Out of the swirl of constant news about the coronavirus, a panel of leading experts convened by a science magazine, a research think tank, and a philanthropic organization has produced some fascinating insights about the power of science in the era of COVID-19.

During a free, public digital Zoom event held on June 17, speakers at “The Pandemic Science Summit,” sponsored by leapsmag, the Aspen Institute Science & Society Program, and GOOD, detailed major advances in the kinds of research hoped to provide treatments and vaccines for the coronavirus, along with finding ways to distribute those advances equitably. Touted as focusing on “how science innovation is the key to society’s future stability” and featuring some of the leading lights of industry, academia, and governmental public health experts, it did not disappoint.

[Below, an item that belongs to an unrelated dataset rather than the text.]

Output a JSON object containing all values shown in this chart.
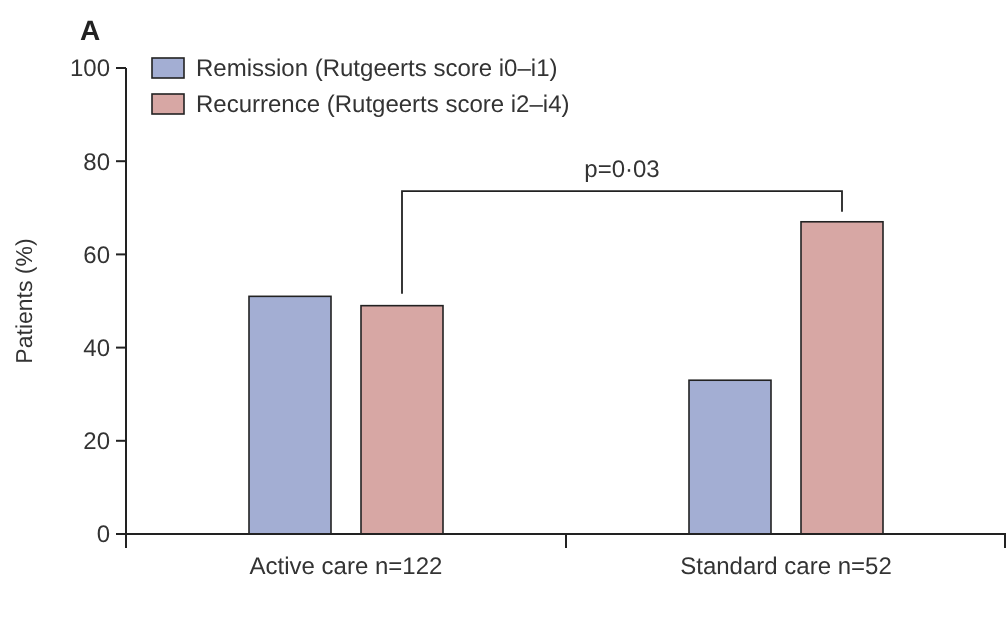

Some of the ideas presented included these:

  • The pandemic presents a gripping, harrowing case-in-point of the importance of international scientific collaboration, especially when time is of the essence and since infectious diseases do not recognize artificial boundaries like country borders. 
  • Making a COVID-19 vaccine that will be available to all underscores the need for universal health coverage. Universal — as in, the whole world.
  • In attempting to meet the incredible demand for treatment, both to save lives and prevent further harm to the world economy, scientists need to resist the urge to offer unvalidated therapies. Scientists have a special obligation in this climate, in fact, to provide treatments that are safe and efficacious.
  • Based on a treatment developed for Ebola, scientists are making great progress in developing a targeted antibody approach using a “cocktail” of antiviral therapies. At best though, only hundreds of thousands of treatments could be created by present production methods, meaning that a COVID-19 vaccine would still be needed.
  • The number of fraudulent scientific papers has escalated during the pandemic, partly because of the rise of more digital publishers on the internet, many of which are not peer-reviewed. This is problematic because the public can often not sort between good science and that which is not.
  • Some leaders of research organizations are getting better at communicating because of what they have learned during this crisis, abandoning a “just-the-facts” approach for one that better accounts for using honesty when dealing with unknowns and empathy when relating to a public exhibiting legitimate fear.  

The panel represented a who’s who of science, including the president and CEO of Regeneron Pharmaceuticals, Dr. George Yancopoulos, and former FDA Commissioner Dr. Margaret Hamburg, now the foreign secretary of the National Academy of Medicine. It also featured some stars of international public health, including Peggy Oti-Boateng, the director of the division of science policy and capacity-building at UNESCO, and Christopher Bailey, the arts and health lead at the World Health Organization. Elizabeth Bik, a microbiologist and scientific integrity consultant, also contributed. More than 400 people from around the world listened in during the talks.

Kira Peikoff, the editor-in-chief of leapsmag, noted that the event was held to inform but also to celebrate the publication of a special edition of leapsmag“Good10: The Pandemic Issue.”